Seperti Memilih Wakil dalam Karung (3)
Di setiap gelaran pemilu, pemilih disodorkan banyak nama calon anggota legislatif tanpa mengetahui siapa mereka atau apa yang akan diperjuangkan jika terpilih. Masa kampanye yang panjang tak pernah optimal dimanfaatkan. Baru di detik-detik akhir mereka mendekat. Itu pun semata mengejar elektoral.
Fenomena ini terlihat terulang menjelang Pemilu Legislatif 2019. Sekalipun masa kampanye telah berjalan sejak 23 September 2018, masih banyak calon pemilih yang belum mengetahui para kandidat wakil mereka di legislatif.
Kalaupun ada yang sudah kenal, tak pernah jelas visi, misi, dan program yang akan dilakukan oleh calon jika kelak terpilih.
Calon pemilih mula di Jakarta, Theodore Gilbert (18) misalnya. “Saya tidak tahu caleg di daerah saya siapa. Saya tidak pernah melihat kampanye mereka. Apalagi program apa yang mereka perjuangkan kalau nanti terpilih,” katanya.

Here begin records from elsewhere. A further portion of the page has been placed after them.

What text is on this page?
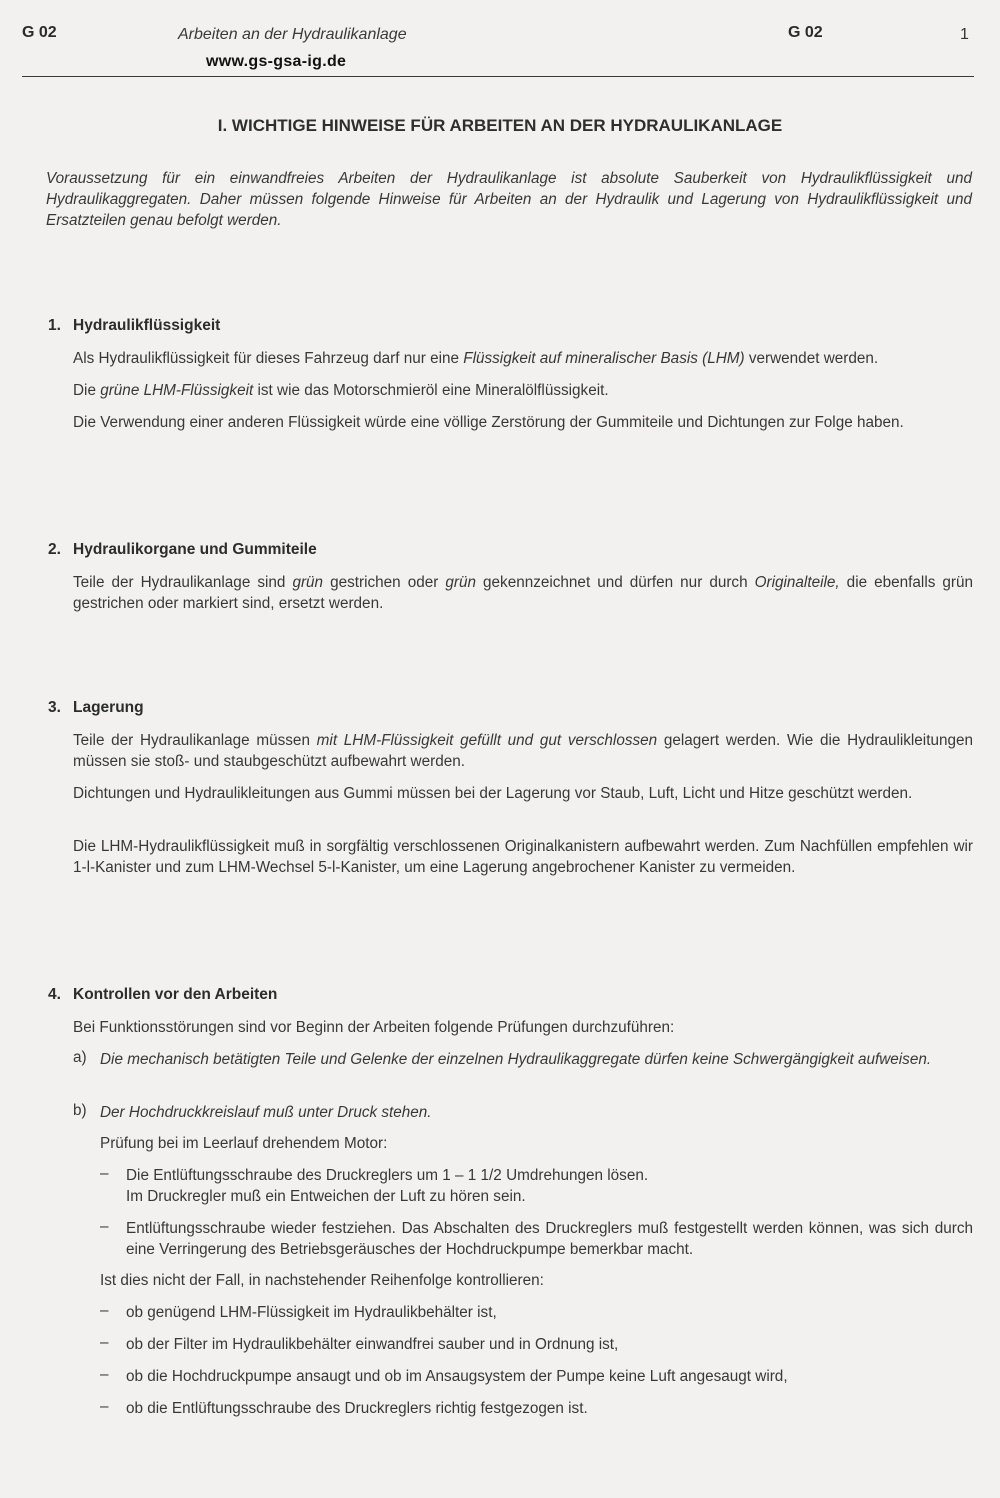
G 02	Arbeiten an der Hydraulikanlage	G 02	1
www.gs-gsa-ig.de
I. WICHTIGE HINWEISE FÜR ARBEITEN AN DER HYDRAULIKANLAGE
Voraussetzung für ein einwandfreies Arbeiten der Hydraulikanlage ist absolute Sauberkeit von Hydraulikflüssigkeit und Hydraulikaggregaten. Daher müssen folgende Hinweise für Arbeiten an der Hydraulik und Lagerung von Hydraulikflüssigkeit und Ersatzteilen genau befolgt werden.
1. Hydraulikflüssigkeit
Als Hydraulikflüssigkeit für dieses Fahrzeug darf nur eine Flüssigkeit auf mineralischer Basis (LHM) verwendet werden.
Die grüne LHM-Flüssigkeit ist wie das Motorschmieröl eine Mineralölflüssigkeit.
Die Verwendung einer anderen Flüssigkeit würde eine völlige Zerstörung der Gummiteile und Dichtungen zur Folge haben.
2. Hydraulikorgane und Gummiteile
Teile der Hydraulikanlage sind grün gestrichen oder grün gekennzeichnet und dürfen nur durch Originalteile, die ebenfalls grün gestrichen oder markiert sind, ersetzt werden.
3. Lagerung
Teile der Hydraulikanlage müssen mit LHM-Flüssigkeit gefüllt und gut verschlossen gelagert werden. Wie die Hydraulikleitungen müssen sie stoß- und staubgeschützt aufbewahrt werden.
Dichtungen und Hydraulikleitungen aus Gummi müssen bei der Lagerung vor Staub, Luft, Licht und Hitze geschützt werden.
Die LHM-Hydraulikflüssigkeit muß in sorgfältig verschlossenen Originalkanistern aufbewahrt werden. Zum Nachfüllen empfehlen wir 1-l-Kanister und zum LHM-Wechsel 5-l-Kanister, um eine Lagerung angebrochener Kanister zu vermeiden.
4. Kontrollen vor den Arbeiten
Bei Funktionsstörungen sind vor Beginn der Arbeiten folgende Prüfungen durchzuführen:
a) Die mechanisch betätigten Teile und Gelenke der einzelnen Hydraulikaggregate dürfen keine Schwergängigkeit aufweisen.
b) Der Hochdruckkreislauf muß unter Druck stehen.
Prüfung bei im Leerlauf drehendem Motor:
– Die Entlüftungsschraube des Druckreglers um 1 – 1 1/2 Umdrehungen lösen.
Im Druckregler muß ein Entweichen der Luft zu hören sein.
– Entlüftungsschraube wieder festziehen. Das Abschalten des Druckreglers muß festgestellt werden können, was sich durch eine Verringerung des Betriebsgeräusches der Hochdruckpumpe bemerkbar macht.
Ist dies nicht der Fall, in nachstehender Reihenfolge kontrollieren:
– ob genügend LHM-Flüssigkeit im Hydraulikbehälter ist,
– ob der Filter im Hydraulikbehälter einwandfrei sauber und in Ordnung ist,
– ob die Hochdruckpumpe ansaugt und ob im Ansaugsystem der Pumpe keine Luft angesaugt wird,
– ob die Entlüftungsschraube des Druckreglers richtig festgezogen ist.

Begitu pula Fildaz Raeditya (27), warga Demaan, Jepara, Jawa Tengah. Memang sudah banyak caleg dari beragam partai politik mengenalkan diri melalui spanduk yang mereka pasang.
Namun siapa mereka? Apa program yang mereka perjuangkan untuk dia dan orang Jepara lainnya jika terpilih? “Tidak tahu, tidak pernah lihat mereka turun ke masyarakat,” jawabnya.
Sama juga dengan yang dirasakan oleh Slamet Tryono (26), warga Kota Lama, Kupang, Nusa Tenggara Timur.
"Hanya ada spanduk di tempat umum dan kawasan permukiman. Kalau melintas pasti lihat spanduk, tetapi siapa mereka kemudian apa program-programnya, tidak tahu," ujarnya.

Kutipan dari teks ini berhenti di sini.